Rewind to the 1980s as Wonder Woman’s next big screen adventure finds her facing two all-new foes: Max Lord and The Cheetah.
Wonder Woman 1984 opens with Diana as a young girl entering a race against more experienced Amazonian warriors. When she falls off her horse, she cheats to try to win the race, but is stopped by her mentor who cautions her that “no true hero is born from lies.”
Fast forward to 1984, where we meet Diana, an archaeologist at the Smithsonian Institute who is saving lives undercover as Wonder Woman. She lives a solitary life, deeply missing Steve, the man she loves who was killed many years before. Her life is changed when a Dreamstone surfaces, which is imbued with power from the gods to grant wishes in exchange for something of value to the person who wishes. She knows what she would wish for – and surprisingly, Steve re-enters her life in another man’s body.
Unbeknownst to Diana, her colleague Barbara, a self-conscious misfit, makes a wish to be like Diana, whom she admires as strong, sexy, cool, and special. She wakes up the next morning changed and her newfound attention from men makes her easy prey for Max Lord, a swindler whose oil sales get-rich-quick scheme has been exposed, and he will stop at nothing to prove his worth and ultimately make his young son Alistair proud of him. He cons the Dreamstone out of Barbara’s hands and makes the profound wish to become like the stone with an ability to grant people’s wishes in exchange for whatever he wants to accomplish his dreams of power and success.
As Max strategically grants wishes to gain control of the world’s oil reserves, it affects international affairs, leading the world to the threat of nuclear warfare. His unquenchable thirst for power and prestige throws the world into chaos as he takes control of a satellite where he broadcasts his message to all peoples that “you can have what you want if you just wish for it.” He’s gaining the world, but as his health declines with every wish he grants, he is unwittingly losing his life and his son in the process.
As Diana and Steve work together to stop Max’s wicked plot, they realize that Diana’s power is slowly seeping away. She gained Steve with her wish, but at the cost of her superpowers, which have transferred from her over to Barbara. Wonder Woman has a new foe as she realizes that Barbara is now stronger than she and has become The Cheetah, a formidable foe fighting for Max and against Diana’s and Steve’s efforts to save the world. Steve tells Diana she must renounce her wish, and she knows she should, but the only thing in the world she wanted was Steve, and she is reluctant to give him up. As the world nears the brink of complete destruction, she realizes she must renounce her wish and let Steve go so she can be the hero she was always meant to be.

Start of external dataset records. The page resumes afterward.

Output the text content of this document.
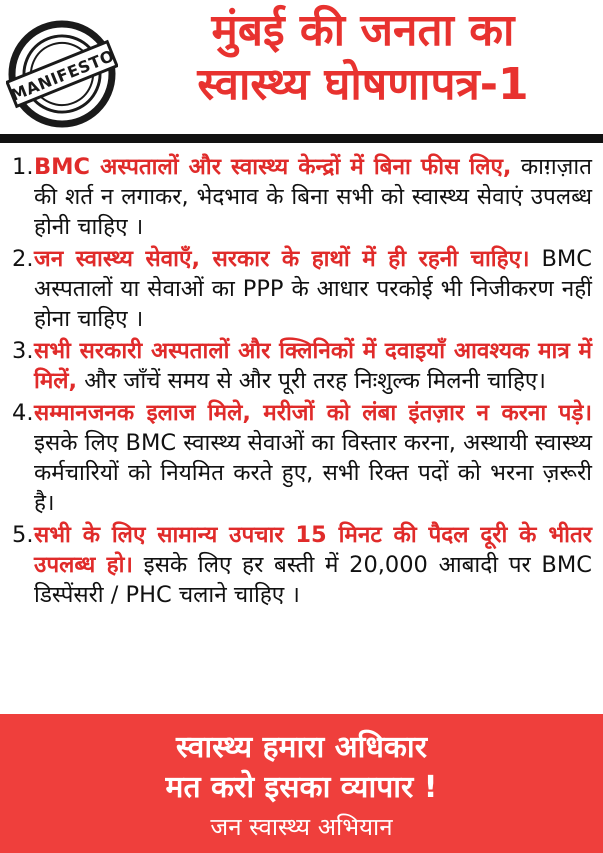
MANIFESTO
मुंबई की जनता का
स्वास्थ्य घोषणापत्र-1
1. BMC अस्पतालों और स्वास्थ्य केन्द्रों में बिना फीस लिए, काग़ज़ात की शर्त न लगाकर, भेदभाव के बिना सभी को स्वास्थ्य सेवाएं उपलब्ध होनी चाहिए ।
2. जन स्वास्थ्य सेवाएँ, सरकार के हाथों में ही रहनी चाहिए। BMC अस्पतालों या सेवाओं का PPP के आधार परकोई भी निजीकरण नहीं होना चाहिए ।
3. सभी सरकारी अस्पतालों और क्लिनिकों में दवाइयाँ आवश्यक मात्र में मिलें, और जाँचें समय से और पूरी तरह निःशुल्क मिलनी चाहिए।
4. सम्मानजनक इलाज मिले, मरीजों को लंबा इंतज़ार न करना पड़े। इसके लिए BMC स्वास्थ्य सेवाओं का विस्तार करना, अस्थायी स्वास्थ्य कर्मचारियों को नियमित करते हुए, सभी रिक्त पदों को भरना ज़रूरी है।
5. सभी के लिए सामान्य उपचार 15 मिनट की पैदल दूरी के भीतर उपलब्ध हो। इसके लिए हर बस्ती में 20,000 आबादी पर BMC डिस्पेंसरी / PHC चलाने चाहिए ।
स्वास्थ्य हमारा अधिकार
मत करो इसका व्यापार !
जन स्वास्थ्य अभियान
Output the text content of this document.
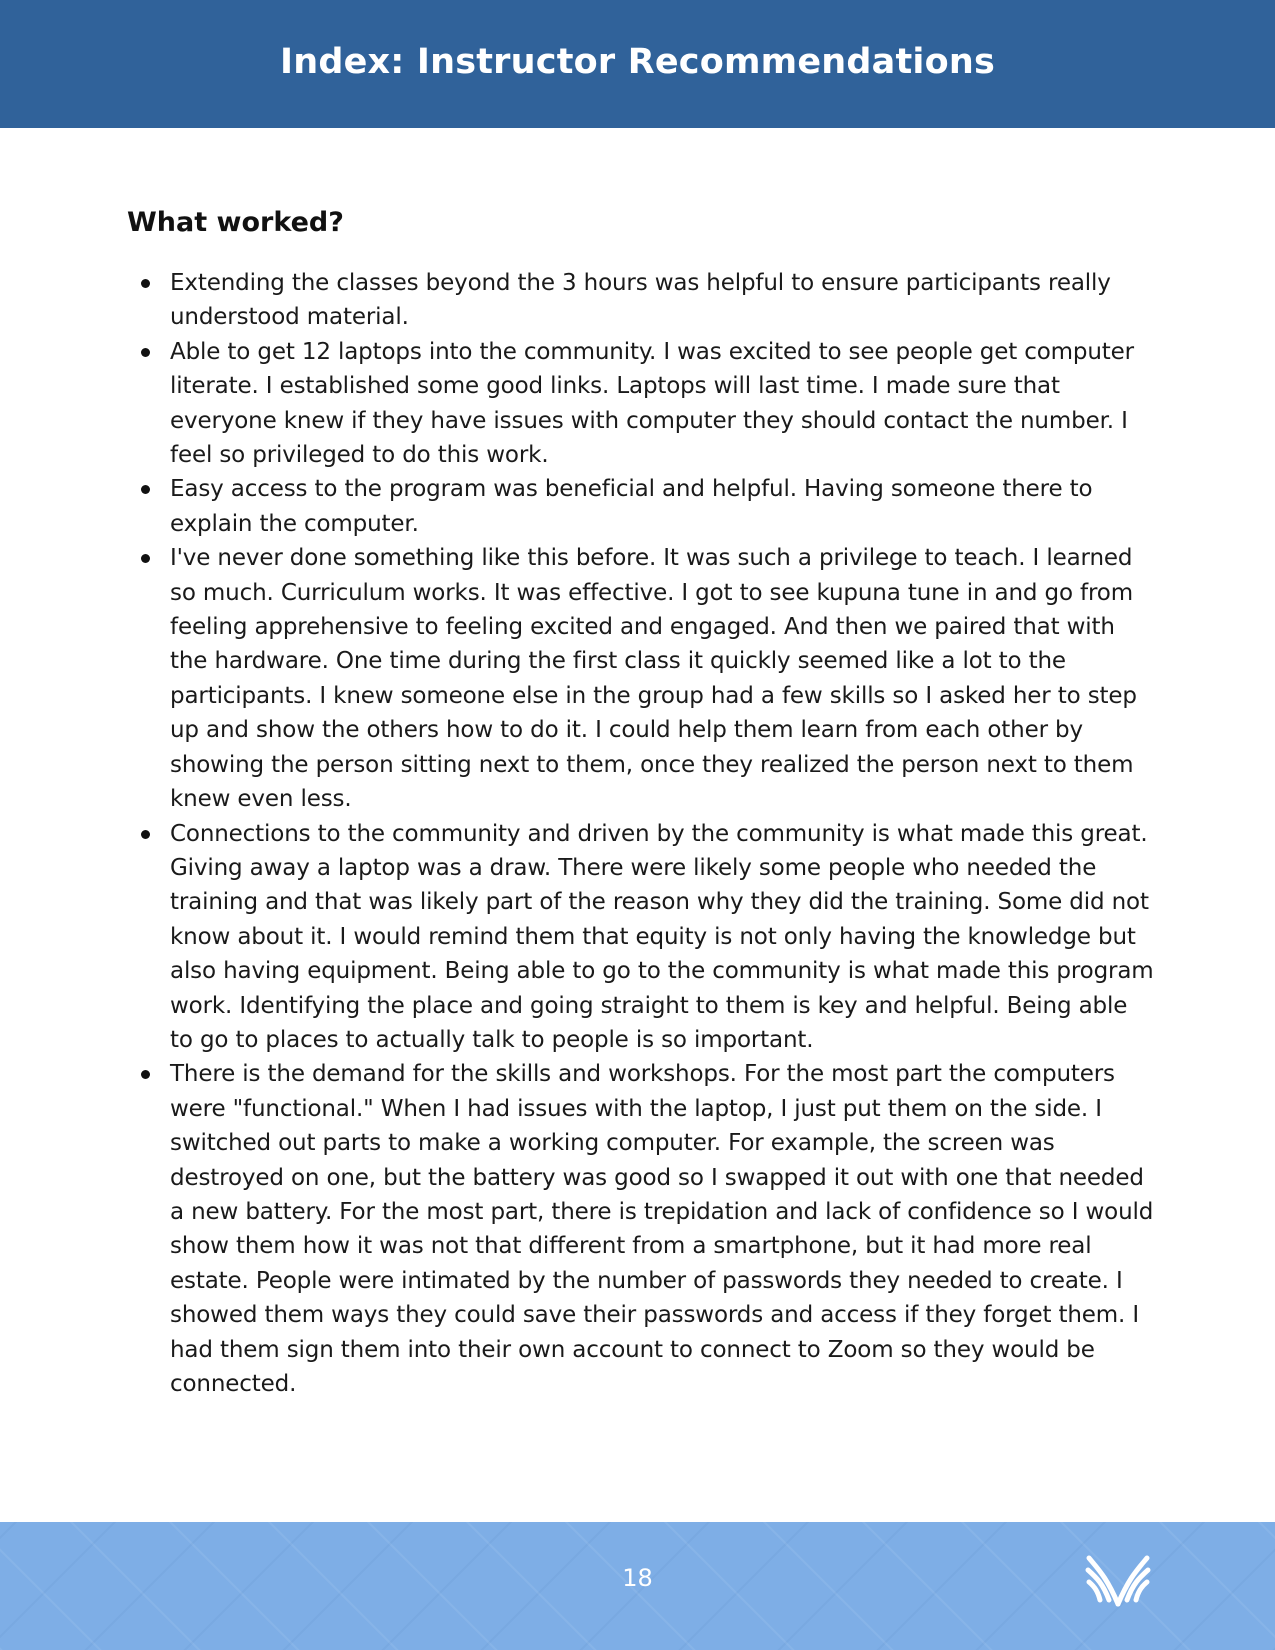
Index: Instructor Recommendations
What worked?
Extending the classes beyond the 3 hours was helpful to ensure participants really understood material.
Able to get 12 laptops into the community. I was excited to see people get computer literate. I established some good links. Laptops will last time. I made sure that everyone knew if they have issues with computer they should contact the number. I feel so privileged to do this work.
Easy access to the program was beneficial and helpful. Having someone there to explain the computer.
I've never done something like this before. It was such a privilege to teach. I learned so much. Curriculum works. It was effective. I got to see kupuna tune in and go from feeling apprehensive to feeling excited and engaged. And then we paired that with the hardware. One time during the first class it quickly seemed like a lot to the participants. I knew someone else in the group had a few skills so I asked her to step up and show the others how to do it. I could help them learn from each other by showing the person sitting next to them, once they realized the person next to them knew even less.
Connections to the community and driven by the community is what made this great. Giving away a laptop was a draw. There were likely some people who needed the training and that was likely part of the reason why they did the training. Some did not know about it. I would remind them that equity is not only having the knowledge but also having equipment. Being able to go to the community is what made this program work. Identifying the place and going straight to them is key and helpful. Being able to go to places to actually talk to people is so important.
There is the demand for the skills and workshops. For the most part the computers were "functional." When I had issues with the laptop, I just put them on the side. I switched out parts to make a working computer. For example, the screen was destroyed on one, but the battery was good so I swapped it out with one that needed a new battery. For the most part, there is trepidation and lack of confidence so I would show them how it was not that different from a smartphone, but it had more real estate. People were intimated by the number of passwords they needed to create. I showed them ways they could save their passwords and access if they forget them. I had them sign them into their own account to connect to Zoom so they would be connected.
18
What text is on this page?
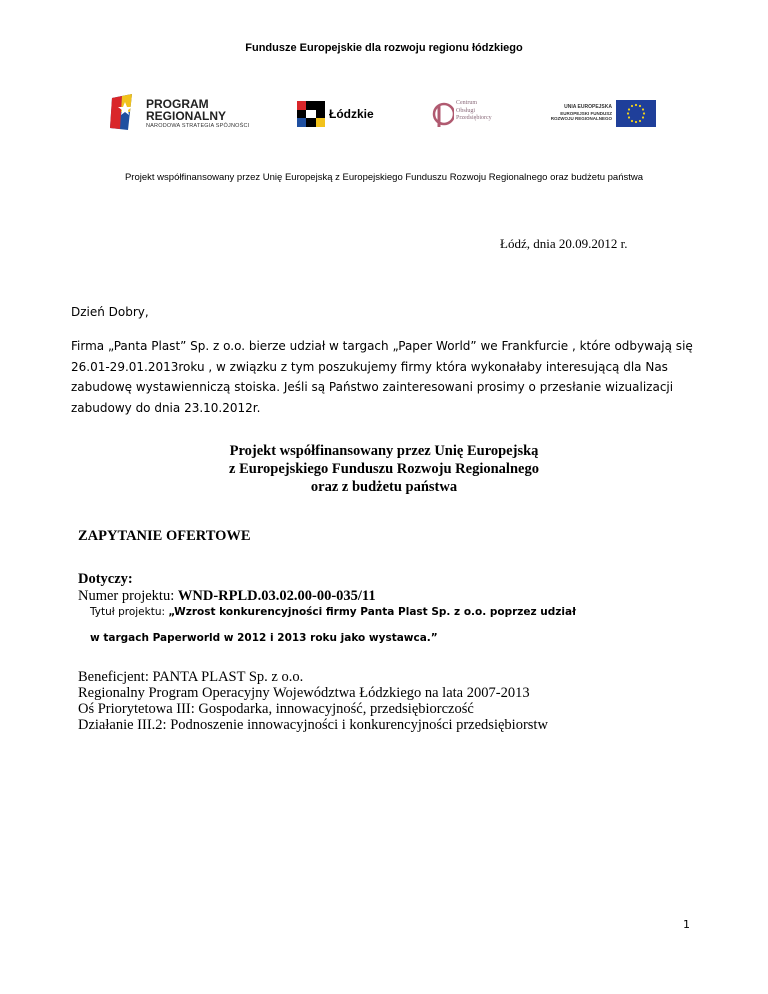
Fundusze Europejskie dla rozwoju regionu łódzkiego
PROGRAM
REGIONALNY
NARODOWA STRATEGIA SPÓJNOŚCI
Łódzkie
Centrum
Obsługi
Przedsiębiorcy
UNIA EUROPEJSKA
EUROPEJSKI FUNDUSZ
ROZWOJU REGIONALNEGO
Projekt współfinansowany przez Unię Europejską z Europejskiego Funduszu Rozwoju Regionalnego oraz budżetu państwa
Łódź, dnia 20.09.2012 r.
Dzień Dobry,
Firma „Panta Plast” Sp. z o.o. bierze udział w targach „Paper World” we Frankfurcie , które odbywają się 26.01-29.01.2013roku , w związku z tym poszukujemy firmy która wykonałaby interesującą dla Nas zabudowę wystawienniczą stoiska. Jeśli są Państwo zainteresowani prosimy o przesłanie wizualizacji zabudowy do dnia 23.10.2012r.
Projekt współfinansowany przez Unię Europejską
z Europejskiego Funduszu Rozwoju Regionalnego
oraz z budżetu państwa
ZAPYTANIE OFERTOWE
Dotyczy:
Numer projektu: WND-RPLD.03.02.00-00-035/11
Tytuł projektu: „Wzrost konkurencyjności firmy Panta Plast Sp. z o.o. poprzez udział
w targach Paperworld w 2012 i 2013 roku jako wystawca.”
Beneficjent: PANTA PLAST Sp. z o.o.
Regionalny Program Operacyjny Województwa Łódzkiego na lata 2007-2013
Oś Priorytetowa III: Gospodarka, innowacyjność, przedsiębiorczość
Działanie III.2: Podnoszenie innowacyjności i konkurencyjności przedsiębiorstw
1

With the wish renounced, her power returns and she is able to encourage people all over the world to embrace truth and renounce their wish, saving the day. The world repents and Max realizes his son is all he really wants in life, closing the film with a powerful reunion of father and son. Meanwhile, Wonder Woman finds fulfillment in her true destiny.
While strong themes of family and integrity play out, several instances of sexual misconduct (even among church leaders) and intense fighting aren’t appropriate for a young audience. Curse words and typical villainous deeds are scattered throughout the plot as well. Because of these intense elements, this film is Not Dove-approved.
The Dove Take
Wonder Woman 1984 presents a strong message that “no true hero is born from lies” and ultimately offers hope that our true destiny can be found when we stay true to the values of integrity and honesty. However, parents beware of sexual and violent elements.